To investigate the influence of different titanium surface topographies caused by selective laser melting (SLM) on the adhesion of oral Streptococcus.

Nanonet (NN) and nanotube (NT) topographies were constructed by sandblasting, anodization and alkali treatment on SLM titanium discs. These two groups were compared with sandblasting (SB) and untreated SLM titanium discs. Surface topography, roughness and hydrophilicity were analyzed with a scanning electron microscope, a profilometer and a contact angle measuring device. To evaluate the adhesion of oral Streptococcus on different surface topographies on SLM titanium, Streptococcus mutans (S.mutans) and Streptococcus sanguinis (S.sanguinis) were incubating on the sample surfaces for 24 h. Bacteria colony counting and staining were conducted to check the amount of live and dead bacteria as well as the total amount of bacteria adhered to the surfaces.

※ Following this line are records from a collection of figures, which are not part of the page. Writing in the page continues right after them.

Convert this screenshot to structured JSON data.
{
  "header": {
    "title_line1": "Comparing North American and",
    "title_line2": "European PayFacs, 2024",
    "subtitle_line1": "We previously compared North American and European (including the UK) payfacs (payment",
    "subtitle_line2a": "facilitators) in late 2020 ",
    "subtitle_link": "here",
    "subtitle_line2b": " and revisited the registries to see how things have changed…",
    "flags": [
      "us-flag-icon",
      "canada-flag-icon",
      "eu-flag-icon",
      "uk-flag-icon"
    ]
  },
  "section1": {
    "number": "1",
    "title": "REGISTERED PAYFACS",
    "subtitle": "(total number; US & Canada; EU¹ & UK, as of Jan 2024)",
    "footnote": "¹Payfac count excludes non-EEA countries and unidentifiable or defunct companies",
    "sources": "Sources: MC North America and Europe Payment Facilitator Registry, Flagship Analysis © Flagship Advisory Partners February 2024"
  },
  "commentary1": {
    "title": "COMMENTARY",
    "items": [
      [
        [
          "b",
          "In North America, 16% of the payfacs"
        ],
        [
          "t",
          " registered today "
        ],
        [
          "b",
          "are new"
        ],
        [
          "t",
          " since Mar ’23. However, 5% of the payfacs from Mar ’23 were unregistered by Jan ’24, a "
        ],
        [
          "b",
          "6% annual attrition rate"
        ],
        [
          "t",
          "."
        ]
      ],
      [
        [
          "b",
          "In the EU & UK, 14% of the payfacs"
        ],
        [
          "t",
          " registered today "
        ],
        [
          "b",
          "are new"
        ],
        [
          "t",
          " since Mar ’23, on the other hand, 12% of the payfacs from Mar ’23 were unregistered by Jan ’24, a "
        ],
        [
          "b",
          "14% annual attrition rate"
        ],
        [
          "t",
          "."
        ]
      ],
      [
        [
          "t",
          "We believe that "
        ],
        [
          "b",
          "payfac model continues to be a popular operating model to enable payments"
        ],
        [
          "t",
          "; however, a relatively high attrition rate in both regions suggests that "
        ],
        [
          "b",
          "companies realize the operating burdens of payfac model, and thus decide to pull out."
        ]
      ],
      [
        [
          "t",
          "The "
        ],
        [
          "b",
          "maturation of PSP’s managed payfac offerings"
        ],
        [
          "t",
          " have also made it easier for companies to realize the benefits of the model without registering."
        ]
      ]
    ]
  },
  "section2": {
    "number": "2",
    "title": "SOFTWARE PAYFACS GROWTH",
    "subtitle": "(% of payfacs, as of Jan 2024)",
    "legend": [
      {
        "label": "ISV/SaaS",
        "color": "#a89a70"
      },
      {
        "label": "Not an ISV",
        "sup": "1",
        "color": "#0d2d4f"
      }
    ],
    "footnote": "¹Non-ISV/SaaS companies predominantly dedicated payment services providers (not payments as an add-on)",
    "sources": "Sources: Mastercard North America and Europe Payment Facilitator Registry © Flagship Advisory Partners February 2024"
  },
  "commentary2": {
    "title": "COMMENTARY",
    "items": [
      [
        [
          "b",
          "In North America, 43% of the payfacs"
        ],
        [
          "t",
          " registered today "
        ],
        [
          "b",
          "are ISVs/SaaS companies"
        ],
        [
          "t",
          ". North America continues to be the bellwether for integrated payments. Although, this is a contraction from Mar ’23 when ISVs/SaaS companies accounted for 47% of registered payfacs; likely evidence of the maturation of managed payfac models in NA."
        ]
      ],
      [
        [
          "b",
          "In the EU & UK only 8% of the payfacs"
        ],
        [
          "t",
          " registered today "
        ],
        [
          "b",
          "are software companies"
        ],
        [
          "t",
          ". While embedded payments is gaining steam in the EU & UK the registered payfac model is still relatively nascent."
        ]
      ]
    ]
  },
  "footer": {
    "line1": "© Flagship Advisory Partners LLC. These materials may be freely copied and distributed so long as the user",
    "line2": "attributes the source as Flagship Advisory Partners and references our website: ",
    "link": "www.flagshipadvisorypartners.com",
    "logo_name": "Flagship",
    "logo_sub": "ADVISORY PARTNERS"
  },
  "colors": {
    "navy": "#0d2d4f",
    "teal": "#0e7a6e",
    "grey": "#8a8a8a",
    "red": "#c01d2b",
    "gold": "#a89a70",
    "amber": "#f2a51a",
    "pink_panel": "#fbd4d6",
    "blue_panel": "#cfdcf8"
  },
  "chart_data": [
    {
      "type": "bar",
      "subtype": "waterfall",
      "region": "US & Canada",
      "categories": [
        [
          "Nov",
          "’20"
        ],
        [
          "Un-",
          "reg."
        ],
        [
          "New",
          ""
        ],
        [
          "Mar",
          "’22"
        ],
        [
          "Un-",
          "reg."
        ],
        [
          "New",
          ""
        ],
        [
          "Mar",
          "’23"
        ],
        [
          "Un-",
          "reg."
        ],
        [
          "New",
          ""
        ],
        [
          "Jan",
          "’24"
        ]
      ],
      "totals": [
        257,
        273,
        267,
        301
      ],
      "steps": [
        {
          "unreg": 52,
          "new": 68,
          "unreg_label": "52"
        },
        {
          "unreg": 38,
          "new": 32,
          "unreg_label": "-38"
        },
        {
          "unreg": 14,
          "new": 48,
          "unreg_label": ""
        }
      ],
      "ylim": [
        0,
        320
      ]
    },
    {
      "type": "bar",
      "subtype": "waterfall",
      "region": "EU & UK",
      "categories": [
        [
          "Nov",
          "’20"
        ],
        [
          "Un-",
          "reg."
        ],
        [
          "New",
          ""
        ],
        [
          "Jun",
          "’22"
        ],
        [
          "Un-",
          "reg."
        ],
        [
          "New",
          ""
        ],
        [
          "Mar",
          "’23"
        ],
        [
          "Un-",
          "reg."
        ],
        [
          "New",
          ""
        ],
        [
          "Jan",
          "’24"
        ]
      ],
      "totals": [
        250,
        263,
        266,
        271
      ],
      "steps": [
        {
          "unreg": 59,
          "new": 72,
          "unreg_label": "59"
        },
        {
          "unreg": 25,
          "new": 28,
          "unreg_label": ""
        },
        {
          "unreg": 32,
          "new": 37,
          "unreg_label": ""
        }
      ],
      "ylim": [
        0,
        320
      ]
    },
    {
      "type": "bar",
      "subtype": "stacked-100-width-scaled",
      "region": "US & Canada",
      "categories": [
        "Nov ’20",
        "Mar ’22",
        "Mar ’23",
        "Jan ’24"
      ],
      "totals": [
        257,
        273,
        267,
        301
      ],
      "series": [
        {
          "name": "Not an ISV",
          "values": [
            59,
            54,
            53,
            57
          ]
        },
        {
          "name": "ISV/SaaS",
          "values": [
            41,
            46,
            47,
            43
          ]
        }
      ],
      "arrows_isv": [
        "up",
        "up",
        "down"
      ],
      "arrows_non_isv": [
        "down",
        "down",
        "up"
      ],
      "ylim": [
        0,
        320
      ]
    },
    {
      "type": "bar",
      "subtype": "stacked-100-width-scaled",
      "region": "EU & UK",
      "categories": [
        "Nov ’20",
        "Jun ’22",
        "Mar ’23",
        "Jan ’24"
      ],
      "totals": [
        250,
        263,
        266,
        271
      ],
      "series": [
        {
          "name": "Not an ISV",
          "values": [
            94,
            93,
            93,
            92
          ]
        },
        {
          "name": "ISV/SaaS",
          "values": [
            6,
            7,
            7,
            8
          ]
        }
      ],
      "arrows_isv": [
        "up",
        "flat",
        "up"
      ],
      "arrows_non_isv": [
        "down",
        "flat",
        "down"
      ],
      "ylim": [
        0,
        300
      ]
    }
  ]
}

The SLM samples showed a microrough waving surface, while SB samples showed microrough waving surface with grooves and ridges. Nanotubes and nanonets were formed on the surfaces of NT and NN samples. The surface roughness of SB, NN and NT samples was lower than that of SLM samples (Ra_SB= 2.87 μm, Ra_NN= 2.90 μm, Ra_NT= 2.65 μm, Ra_SLM= 7.19 μm) , while their hydrophilicity was higher than that of SLM samples (the water contact angles of SLM, SB, NN and NT samples were 76.90°, 64.47°, 23.17°, 44.13°, respectively) . The results of bacteria colony counting showed that NT samples had the lowest bacteria density of both S.mutans (661.29 CFU/mm²) and S.sanguinis (668.45 CFU/mm², P<0.05) . The results of bacteria staining also showed that NT samples had the lowest total mean fluorescence intensity (P<0.05) , which were 661.29 CFU/mm² for S.mutans and 668.45 CFU/mm² for S.sanguinis. The NN samples had the highest proportion of dead bacteria (P<0.05) , which were 0.47 for S.mutans and 0.62 for S.sanguinis.

The anodized nanotubes on microrough SLM substrate exhibited preferable anti-adherence efficacy on oral Streptococcus. The anti-adherence efficacy of alkali treated nanonets on microrough SLM substrate was inferior to anodized nanotubes. However, it possessed certain bactericidal capability.